‘Our elections process is complex, it is varied, but it is held dear by those who steward it.’
Chad Houck is deputy secretary of state for Idaho. Prior to working with the Secretary of State’s office, Houck was a private consultant advising in operational and process improvements in the IT and commerce space. He serves on the Idaho governor’s Cybersecurity Task Force.
The series of questions and answers below delve into one state’s readiness to counter current and persistent cyberthreats from a variety of people, organizations and nations.
What are your duties with the Idaho Secretary of State’s Office relating to the security of elections within the state?
As the deputy, I have been appointed by our Secretary of State to lead the team that oversees cybersecurity for our entire office, from our Business Division to elections. Basically, all online, consumer facing, and internal systems. As such, we monitor IdahoVotes.gov, online voter registration, and the voter registration database for elections. Elections, however, are run by our 44 respective counties in Idaho, so we also support them with intel and cyber best-practices.
Do you think all the warnings from federal officials and an unprecedented Aug. 3, briefing on the threats to U.S. elections are warranted?
Absolutely. We have seen first-hand across the U.S. that nation-state actors and international interests are actively looking for exploit opportunities in our systems. The motives are unclear and varied, but the presence and the threats are definitely real.
What are your personal cybersecurity concerns about the November 2018 elections?
Two, really. Defacements and phishing. Defacements are always a big concern. While they amount to little more than digital graffiti and are mostly just an annoyance, they can have a huge impact on consumer trust. The motive is typically little more than eroding public confidence in the system and defacing a relatively associated site like our business division homepage could be seen by consumers as, “The Secretary of State’s website was ‘hacked’…” even though it would be fully disconnected from elections. The second biggest concern is phishing’s growing effectiveness at exploiting the ever-present human factor — inherently the weakest link in any system.

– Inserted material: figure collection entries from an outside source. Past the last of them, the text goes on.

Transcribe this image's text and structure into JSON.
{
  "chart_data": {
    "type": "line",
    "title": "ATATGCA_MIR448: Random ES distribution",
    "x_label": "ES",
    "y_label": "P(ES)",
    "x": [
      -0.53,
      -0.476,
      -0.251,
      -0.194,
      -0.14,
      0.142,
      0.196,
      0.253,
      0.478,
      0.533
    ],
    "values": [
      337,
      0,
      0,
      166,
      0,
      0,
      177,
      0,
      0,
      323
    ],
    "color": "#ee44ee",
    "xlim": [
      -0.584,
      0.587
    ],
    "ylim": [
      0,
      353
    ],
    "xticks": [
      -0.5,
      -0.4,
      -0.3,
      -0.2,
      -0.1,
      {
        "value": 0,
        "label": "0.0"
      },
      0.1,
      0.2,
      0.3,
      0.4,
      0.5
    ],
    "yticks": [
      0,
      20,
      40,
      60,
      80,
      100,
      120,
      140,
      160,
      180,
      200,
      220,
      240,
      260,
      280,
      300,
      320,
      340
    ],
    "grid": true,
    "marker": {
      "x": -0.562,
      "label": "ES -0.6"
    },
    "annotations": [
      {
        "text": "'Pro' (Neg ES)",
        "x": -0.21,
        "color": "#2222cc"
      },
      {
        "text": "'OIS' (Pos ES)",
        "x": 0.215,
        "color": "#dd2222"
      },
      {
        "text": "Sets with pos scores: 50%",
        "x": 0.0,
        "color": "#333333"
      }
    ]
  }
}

Please describe how elections are conducted in Idaho. Is there vote by mail? Do you have electronic voting machines? Is there a paper ballot backup for every vote?
Our simple safety net in Idaho is that we are a 100 percent paper ballot state. You can vote early or absentee by mail in many counties, but even there we have paper. Some counties use electronic tabulators, but they are air-gapped from the Internet. Some still hand count. It is a diverse system with 44 different counties running 44 unique variations on common themes. That actually lends to the security aspect, since it is extremely hard to manipulate something so federated.

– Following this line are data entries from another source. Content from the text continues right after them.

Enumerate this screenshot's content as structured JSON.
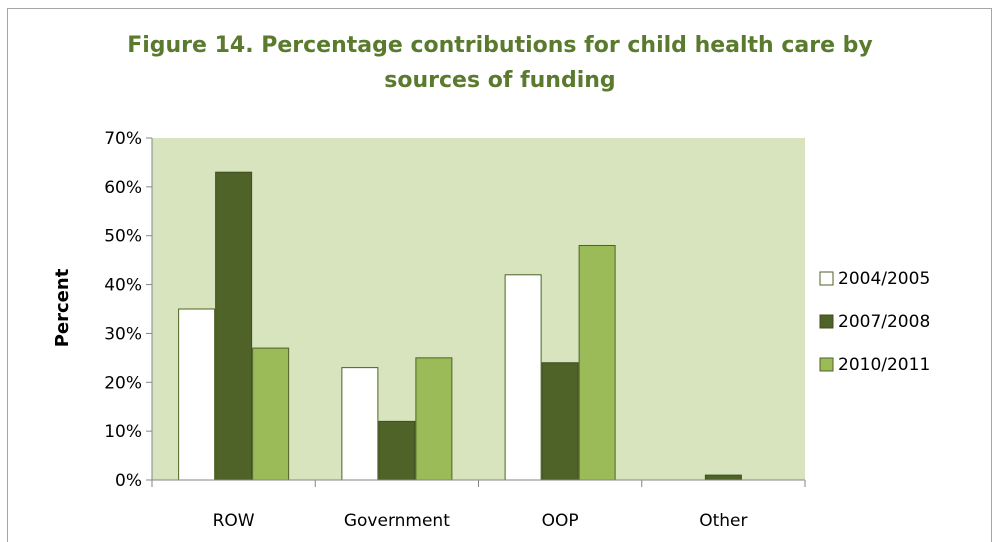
{
  "chart_data": {
    "type": "bar",
    "title_line1": "Figure 14.  Percentage contributions for child health care by",
    "title_line2": "sources of funding",
    "xlabel": "",
    "ylabel": "Percent",
    "categories": [
      "ROW",
      "Government",
      "OOP",
      "Other"
    ],
    "series": [
      {
        "name": "2004/2005",
        "values": [
          35,
          23,
          42,
          0
        ],
        "color": "#ffffff",
        "stroke": "#4f6228"
      },
      {
        "name": "2007/2008",
        "values": [
          63,
          12,
          24,
          1
        ],
        "color": "#4f6228",
        "stroke": "#3f4f20"
      },
      {
        "name": "2010/2011",
        "values": [
          27,
          25,
          48,
          0
        ],
        "color": "#9bbb59",
        "stroke": "#4f6228"
      }
    ],
    "ylim": [
      0,
      70
    ],
    "yticks": [
      "0%",
      "10%",
      "20%",
      "30%",
      "40%",
      "50%",
      "60%",
      "70%"
    ],
    "plot_background": "#d7e4bd",
    "legend_position": "right",
    "grid": false
  }
}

What types of actions has your office taken in response to the potential for foreign or other party interference in the election system?

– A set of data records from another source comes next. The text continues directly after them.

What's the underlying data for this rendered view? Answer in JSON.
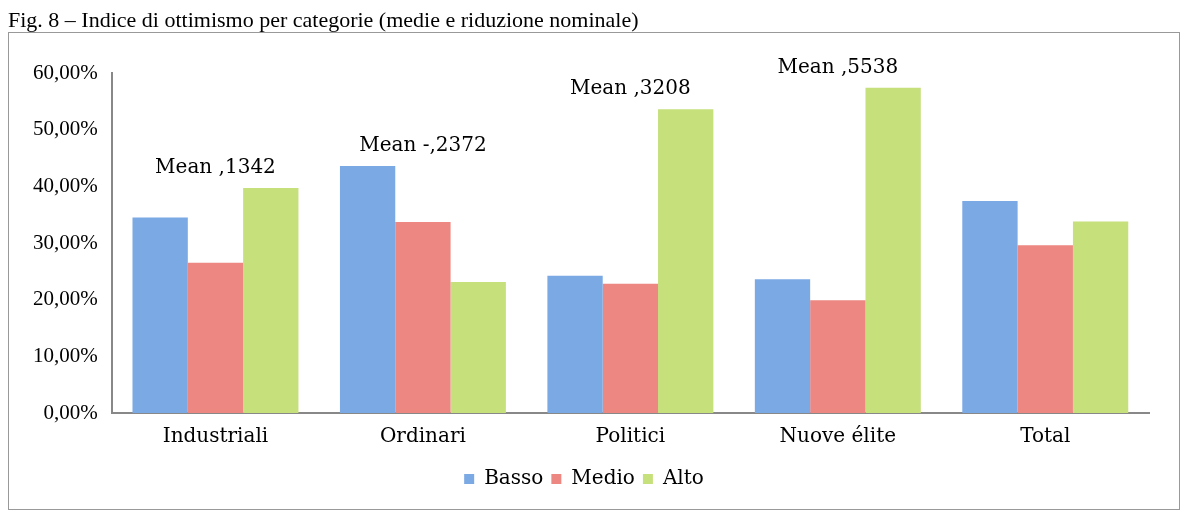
{
  "chart_data": {
    "type": "bar",
    "title": "Fig. 8 – Indice di ottimismo per categorie (medie e riduzione nominale)",
    "categories": [
      "Industriali",
      "Ordinari",
      "Politici",
      "Nuove élite",
      "Total"
    ],
    "series": [
      {
        "name": "Basso",
        "color": "#7aa9e4",
        "values": [
          34.5,
          43.6,
          24.2,
          23.6,
          37.4
        ]
      },
      {
        "name": "Medio",
        "color": "#ec8781",
        "values": [
          26.5,
          33.7,
          22.8,
          19.9,
          29.6
        ]
      },
      {
        "name": "Alto",
        "color": "#c6e07c",
        "values": [
          39.7,
          23.1,
          53.6,
          57.4,
          33.8
        ]
      }
    ],
    "ylim": [
      0,
      60
    ],
    "yticks": [
      {
        "value": 0,
        "label": "0,00%"
      },
      {
        "value": 10,
        "label": "10,00%"
      },
      {
        "value": 20,
        "label": "20,00%"
      },
      {
        "value": 30,
        "label": "30,00%"
      },
      {
        "value": 40,
        "label": "40,00%"
      },
      {
        "value": 50,
        "label": "50,00%"
      },
      {
        "value": 60,
        "label": "60,00%"
      }
    ],
    "grid": false,
    "legend": "bottom",
    "annotations": [
      "Mean ,1342",
      "Mean -,2372",
      "Mean ,3208",
      "Mean ,5538"
    ]
  }
}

Our office has taken considerable strides in improving our cyber-resiliency posture. We employ a broad-spectrum approach that includes social media, Web, internal and external systems. We deploy several different layers of software protection, and we look at cyber-responses across the full threat life cycle. That means, for example, that we have protocols not only for limiting access (prevention), but also to identify, isolate, disable, eradicate and mitigate bad actors if prior layers of protection should be compromised.
It is the independent counties that make up a state election system in the United States. What advantage does a decentralized election process have and what complications are caused by having a wide number of organizations administering elections?
The most difficult part of any system is the human error factor. That is why phishing is such a concern. Especially with the timing of the hurricane season and the devastation on the coast right now. It creates an intersection at the familiarity of a specific story in the press with the high empathy of human interest during a disaster. That makes a compelling cover for a bad actor. That said, the divested nature of a decentralized system is also what makes it hard to have a big impact. You would have to reach into many, dissociated systems to swing the totals.
What do you project for future elections? Is this the new normal going forward?
We feel that this is a new normal. It is certainly a race we will be in for the foreseeable future, and it is definitely not a sprint. It means constantly re-evaluating, taking stock of where we are, and adjusting as new intel comes to the surface. That is why the information sharing groups like EI-ISAC [Elections Infrastructure Information Sharing and Analysis Center] and MS-ISAC [Multi-State Information Sharing and Analysis Center] are proving to be a value, along with the services we receive from partners like DHS and the FBI. Knowledge is key to this race.
Lastly, what can tell me about the integrity of the election system in the U.S. and Idaho?
Our diversified system across the country, and those that operate it, is our biggest strength. Democracy is not a computer system. It is not a particular process. It is an ideal. It is the premise that votes, that voices, will be heard. You can try to attack that, but at the end of the day, it will stand. Our elections process is complex, it is varied, but it is held dear by those who steward it. We will, as we always have, find our way forward in this new environment, and those who choose to have a voice through exercising their right to vote will continue to be heard, one ballot at a time.